How the New Retailers' Security Knowledge Base Will Benefit Testers | TechWell

How the New Retailers' Security Knowledge Base Will Benefit Testers

With the growing online activity that involves a user’s sensitive data—credit card details, health records, login information, or any other personal identifiable information—cyber security is becoming increasingly vulnerable by the day. Not too long ago, we heard about Target’s CEO resigning after taking responsibility for the security breaches that his organization faced in late 2013.

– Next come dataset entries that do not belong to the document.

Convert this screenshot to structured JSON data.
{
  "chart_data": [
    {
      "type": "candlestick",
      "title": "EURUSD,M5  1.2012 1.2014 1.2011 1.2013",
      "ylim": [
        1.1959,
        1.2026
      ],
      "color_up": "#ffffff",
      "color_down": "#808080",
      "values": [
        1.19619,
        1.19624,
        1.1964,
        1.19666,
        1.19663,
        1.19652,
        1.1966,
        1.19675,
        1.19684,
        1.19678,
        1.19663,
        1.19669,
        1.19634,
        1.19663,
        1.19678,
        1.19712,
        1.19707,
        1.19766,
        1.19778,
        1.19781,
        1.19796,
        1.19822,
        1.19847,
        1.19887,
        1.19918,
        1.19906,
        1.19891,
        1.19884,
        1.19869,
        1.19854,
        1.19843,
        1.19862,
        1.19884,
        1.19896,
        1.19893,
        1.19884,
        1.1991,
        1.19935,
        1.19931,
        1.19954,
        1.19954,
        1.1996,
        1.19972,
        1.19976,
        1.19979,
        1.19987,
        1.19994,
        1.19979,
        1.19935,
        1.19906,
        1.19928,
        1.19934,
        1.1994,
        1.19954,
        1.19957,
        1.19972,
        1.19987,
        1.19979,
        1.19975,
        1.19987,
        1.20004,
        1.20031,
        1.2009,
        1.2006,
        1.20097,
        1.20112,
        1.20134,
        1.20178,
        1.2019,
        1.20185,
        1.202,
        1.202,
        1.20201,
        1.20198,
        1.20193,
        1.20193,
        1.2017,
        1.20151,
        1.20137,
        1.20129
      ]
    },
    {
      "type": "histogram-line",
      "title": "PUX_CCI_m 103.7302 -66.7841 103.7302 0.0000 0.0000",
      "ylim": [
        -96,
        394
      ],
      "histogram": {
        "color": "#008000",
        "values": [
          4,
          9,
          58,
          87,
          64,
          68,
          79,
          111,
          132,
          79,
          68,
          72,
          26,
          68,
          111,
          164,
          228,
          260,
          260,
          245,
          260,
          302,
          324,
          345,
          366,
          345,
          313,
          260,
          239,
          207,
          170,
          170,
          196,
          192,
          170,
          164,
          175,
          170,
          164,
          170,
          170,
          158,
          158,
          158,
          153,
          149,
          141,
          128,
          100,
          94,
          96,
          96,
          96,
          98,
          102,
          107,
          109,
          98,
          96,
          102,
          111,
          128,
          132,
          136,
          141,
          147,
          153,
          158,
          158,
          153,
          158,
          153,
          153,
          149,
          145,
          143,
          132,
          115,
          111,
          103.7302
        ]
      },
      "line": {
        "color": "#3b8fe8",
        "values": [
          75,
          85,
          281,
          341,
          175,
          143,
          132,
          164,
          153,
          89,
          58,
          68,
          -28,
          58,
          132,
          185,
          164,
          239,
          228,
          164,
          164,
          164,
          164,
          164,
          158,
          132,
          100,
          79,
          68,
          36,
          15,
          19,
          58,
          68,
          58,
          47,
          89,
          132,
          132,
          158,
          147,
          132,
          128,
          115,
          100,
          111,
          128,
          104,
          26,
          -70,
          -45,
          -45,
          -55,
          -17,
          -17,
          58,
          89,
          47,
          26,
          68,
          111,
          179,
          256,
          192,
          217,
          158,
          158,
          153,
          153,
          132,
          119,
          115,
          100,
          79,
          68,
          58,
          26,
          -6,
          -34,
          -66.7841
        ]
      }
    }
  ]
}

We hear about all the sophisticated ways in which hackers attack and compromise online systems, but the truth is that all of this is just beginning. Online retail sales in the United States were estimated to be just 5.8 percent of the overall retail domain’s worth in the second quarter of 2013. If so, imagine the scope for hackers to further target vulnerable systems as these numbers go up.

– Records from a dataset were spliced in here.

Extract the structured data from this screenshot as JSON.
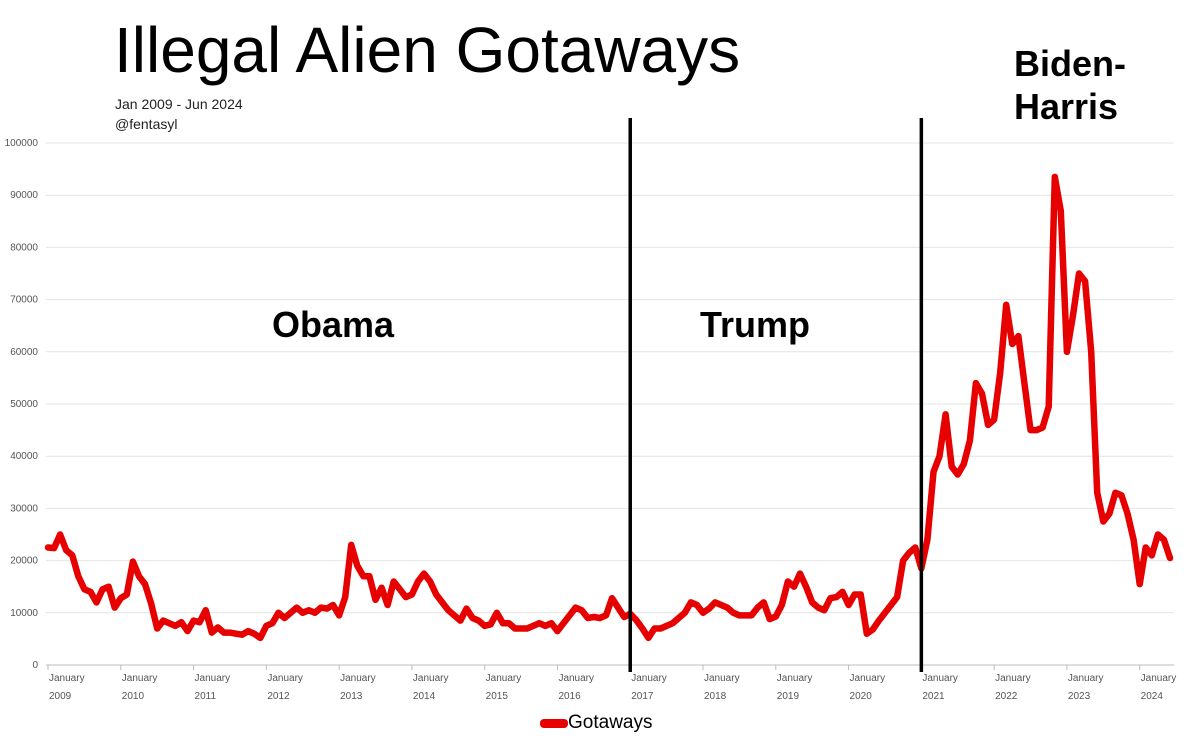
{
  "chart_data": {
    "type": "line",
    "title": "Illegal Alien Gotaways",
    "subtitle": "Jan 2009 - Jun 2024",
    "author": "@fentasyl",
    "series": [
      {
        "name": "Gotaways",
        "color": "#e60000",
        "values": [
          22500,
          22400,
          25000,
          22000,
          21000,
          17000,
          14500,
          14000,
          12000,
          14500,
          15000,
          11000,
          12800,
          13500,
          19800,
          17000,
          15500,
          11800,
          7000,
          8500,
          8000,
          7500,
          8200,
          6500,
          8500,
          8200,
          10500,
          6200,
          7200,
          6200,
          6200,
          6000,
          5800,
          6500,
          6000,
          5200,
          7500,
          8000,
          10000,
          9000,
          10000,
          11000,
          10000,
          10500,
          10000,
          11000,
          10800,
          11500,
          9500,
          13000,
          23000,
          19000,
          17000,
          17000,
          12500,
          14800,
          11500,
          16000,
          14500,
          13000,
          13500,
          16000,
          17500,
          16000,
          13500,
          12000,
          10500,
          9500,
          8500,
          10800,
          9000,
          8500,
          7500,
          7800,
          10000,
          8000,
          8000,
          7000,
          7000,
          7000,
          7500,
          8000,
          7500,
          8000,
          6500,
          8000,
          9500,
          11000,
          10500,
          9000,
          9200,
          9000,
          9500,
          12800,
          11000,
          9200,
          9800,
          8600,
          7000,
          5200,
          7000,
          7000,
          7500,
          8000,
          9000,
          10000,
          12000,
          11500,
          10000,
          10800,
          12000,
          11500,
          11000,
          10000,
          9500,
          9500,
          9500,
          11000,
          12000,
          8800,
          9300,
          11500,
          16000,
          15000,
          17500,
          15000,
          12000,
          11000,
          10500,
          12800,
          13000,
          14000,
          11500,
          13500,
          13500,
          6000,
          6800,
          8500,
          10000,
          11500,
          13000,
          20000,
          21500,
          22500,
          18500,
          24000,
          37000,
          40000,
          48000,
          38000,
          36500,
          38500,
          43000,
          54000,
          52000,
          46000,
          47000,
          56000,
          69000,
          61500,
          63000,
          54000,
          45000,
          45000,
          45500,
          49500,
          93500,
          87000,
          60000,
          67000,
          75000,
          73500,
          60000,
          33000,
          27500,
          29000,
          33000,
          32500,
          29000,
          24000,
          15500,
          22500,
          21000,
          25000,
          24000,
          20500
        ]
      }
    ],
    "x_start": "2009-01",
    "x_end": "2024-06",
    "x_ticks": [
      {
        "top": "January",
        "bottom": "2009"
      },
      {
        "top": "January",
        "bottom": "2010"
      },
      {
        "top": "January",
        "bottom": "2011"
      },
      {
        "top": "January",
        "bottom": "2012"
      },
      {
        "top": "January",
        "bottom": "2013"
      },
      {
        "top": "January",
        "bottom": "2014"
      },
      {
        "top": "January",
        "bottom": "2015"
      },
      {
        "top": "January",
        "bottom": "2016"
      },
      {
        "top": "January",
        "bottom": "2017"
      },
      {
        "top": "January",
        "bottom": "2018"
      },
      {
        "top": "January",
        "bottom": "2019"
      },
      {
        "top": "January",
        "bottom": "2020"
      },
      {
        "top": "January",
        "bottom": "2021"
      },
      {
        "top": "January",
        "bottom": "2022"
      },
      {
        "top": "January",
        "bottom": "2023"
      },
      {
        "top": "January",
        "bottom": "2024"
      }
    ],
    "y_ticks": [
      0,
      10000,
      20000,
      30000,
      40000,
      50000,
      60000,
      70000,
      80000,
      90000,
      100000
    ],
    "ylim": [
      0,
      100000
    ],
    "grid": true,
    "legend_position": "bottom",
    "eras": [
      {
        "label": "Obama",
        "start": "2009-01",
        "end": "2017-01"
      },
      {
        "label": "Trump",
        "start": "2017-01",
        "end": "2021-01"
      },
      {
        "label": "Biden-Harris",
        "label_lines": [
          "Biden-",
          "Harris"
        ],
        "start": "2021-01",
        "end": "2024-06"
      }
    ],
    "era_dividers": [
      "2017-01",
      "2021-01"
    ]
  }
}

In an initiative to proactively curb cyber attacks, a group of organizations has come together to create a forum called the Retail Cyber Intelligence Sharing Center. Retailers such as Lowe’s, Nike, and Target formed this center with the goal of identifying newer threats, sharing input on how to mitigate them, and providing tips on what to watch out for. Security is a very dynamic landscape, and having a forum such as this will greatly help several entities—especially software testers looking for newer tests and scenarios to account for in their security testing efforts.

Security tests are often very challenging to put together, are vast in scope, and may take hours of effort without significant results. The Retail Cyber Intelligence Sharing Center may discover useful information about how to test for specific attacks and how to do so without impacting a live environment, which would be invaluable to the testing community. Granted, sources such as OWASP continue to be a great knowledge base for the latest and greatest in the security world, but a forum such as the sharing center will take security testing to the next level by getting hands-on input from organizations based on their experience.

For this initiative to succeed, though, a few important things must happen. First, organizations should be Good Samaritans in sharing valuable information without fear of feeling let down and being looked down on if they were transparent. Unless this happens, the resource center will soon become just a namesake that holds static information that is not very current.

Second, one or two member organizations will need to be identified as moderators to regulate activity on the forum, ideally on a rotational basis.

And finally, access to information within the forum needs to be restricted and monitored. If this becomes free information available for everyone to access, hackers surely will be regular visitors reading the suggestions on the forum and looking for ways to exploit them.

With some of these factors taken into account, this center will certainly be a welcome one in the world of cyber security. It is definitely worth all the applause for the organizations that have bootstrapped it.